Ma anche all’interno dell’UE, in particolare, Francia e Germania, si sono mostrate reticenti fino a qualche mese fa, tanto da rischiare di far saltare il tavolo delle negoziazioni sull’AI Act, dopo due anni di lavoro, per proteggere i propri interessi nazionali e le proprie aziende.
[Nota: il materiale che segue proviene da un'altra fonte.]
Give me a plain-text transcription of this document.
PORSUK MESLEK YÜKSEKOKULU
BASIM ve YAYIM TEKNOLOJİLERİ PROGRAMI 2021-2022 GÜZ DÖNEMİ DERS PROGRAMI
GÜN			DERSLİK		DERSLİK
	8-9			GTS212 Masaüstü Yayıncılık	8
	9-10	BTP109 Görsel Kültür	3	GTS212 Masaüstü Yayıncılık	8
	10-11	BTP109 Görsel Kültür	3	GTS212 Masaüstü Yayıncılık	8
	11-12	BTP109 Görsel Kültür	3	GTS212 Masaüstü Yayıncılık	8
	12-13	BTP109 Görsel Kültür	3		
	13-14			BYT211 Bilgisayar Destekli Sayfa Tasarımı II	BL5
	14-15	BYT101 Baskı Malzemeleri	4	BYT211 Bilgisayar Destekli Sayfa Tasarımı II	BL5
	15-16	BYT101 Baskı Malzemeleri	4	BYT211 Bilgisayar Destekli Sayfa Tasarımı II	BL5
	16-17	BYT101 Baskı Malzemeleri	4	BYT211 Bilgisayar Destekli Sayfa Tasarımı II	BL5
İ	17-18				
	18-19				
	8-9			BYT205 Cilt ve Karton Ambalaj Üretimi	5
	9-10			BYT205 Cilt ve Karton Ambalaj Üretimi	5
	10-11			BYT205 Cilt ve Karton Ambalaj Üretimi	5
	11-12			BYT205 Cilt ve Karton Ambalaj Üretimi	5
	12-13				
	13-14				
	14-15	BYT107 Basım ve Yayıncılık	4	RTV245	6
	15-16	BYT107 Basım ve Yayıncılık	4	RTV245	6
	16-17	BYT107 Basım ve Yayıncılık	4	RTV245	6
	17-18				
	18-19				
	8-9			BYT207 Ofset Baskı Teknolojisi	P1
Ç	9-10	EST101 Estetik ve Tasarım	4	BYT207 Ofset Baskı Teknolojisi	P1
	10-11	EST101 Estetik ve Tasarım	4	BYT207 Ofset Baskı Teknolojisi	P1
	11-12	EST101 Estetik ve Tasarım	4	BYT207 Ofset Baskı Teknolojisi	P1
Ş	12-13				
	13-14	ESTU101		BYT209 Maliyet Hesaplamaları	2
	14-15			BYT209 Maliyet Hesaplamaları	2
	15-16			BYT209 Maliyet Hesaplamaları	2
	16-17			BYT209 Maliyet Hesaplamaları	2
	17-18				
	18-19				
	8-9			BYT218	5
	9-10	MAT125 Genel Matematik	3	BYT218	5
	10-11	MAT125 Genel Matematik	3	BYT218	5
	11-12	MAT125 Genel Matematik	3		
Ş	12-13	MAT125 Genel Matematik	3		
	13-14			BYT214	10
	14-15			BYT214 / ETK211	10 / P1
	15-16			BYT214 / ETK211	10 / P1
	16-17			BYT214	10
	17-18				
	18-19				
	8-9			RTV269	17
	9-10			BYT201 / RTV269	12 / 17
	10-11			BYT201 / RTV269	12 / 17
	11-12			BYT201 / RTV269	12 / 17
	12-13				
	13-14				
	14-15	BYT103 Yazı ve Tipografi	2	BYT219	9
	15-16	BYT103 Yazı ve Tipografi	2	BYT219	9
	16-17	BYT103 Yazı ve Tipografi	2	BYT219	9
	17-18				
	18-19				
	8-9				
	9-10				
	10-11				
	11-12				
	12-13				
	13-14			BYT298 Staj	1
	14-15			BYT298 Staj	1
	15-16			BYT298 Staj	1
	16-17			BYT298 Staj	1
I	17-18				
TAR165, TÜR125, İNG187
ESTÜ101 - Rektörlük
A queste misure protezionistiche si aggiunge il rumore di tanti commentatori che, per ignoranza o per mala fede, vogliono intorbidire le acque sfruttando la propria notorietà e autorevolezza. L’altro giorno, ad esempio, sentivo un illustre economista dire che l’AI Act complicherà la vita alle aziende che vogliono usare l’AI per aumentare la produttività interna, con conseguenti danni per il PIL. Mi ricordo che nei primi anni 2000, un analoga narrazione attribuiva al famigerato DPS, legato alla legge sulla privacy, prima e al Codice Privacy, poi, una simile responsabilità nella stagnazione del PIL italiano e addirittura veniva additata a una delle cause dell’aumento costante del debito pubblico nostrano. Con questo tipo di uscite si crea solamente paura tra le migliaia di PMI e Startup che, non avendo le risorse per seguire da vicino quanto avviene a Bruxelles, si limitano a leggere e ascoltare media e influencer di turno.
Sia chiaro, l’AI act non è perfetto, come non lo è il GDPR e come non lo è nessuna legge, perché ogni norma è sempre il frutto di un compromesso politico e, quando si tratta di Europa, il confronto coinvolge tantissimi attori.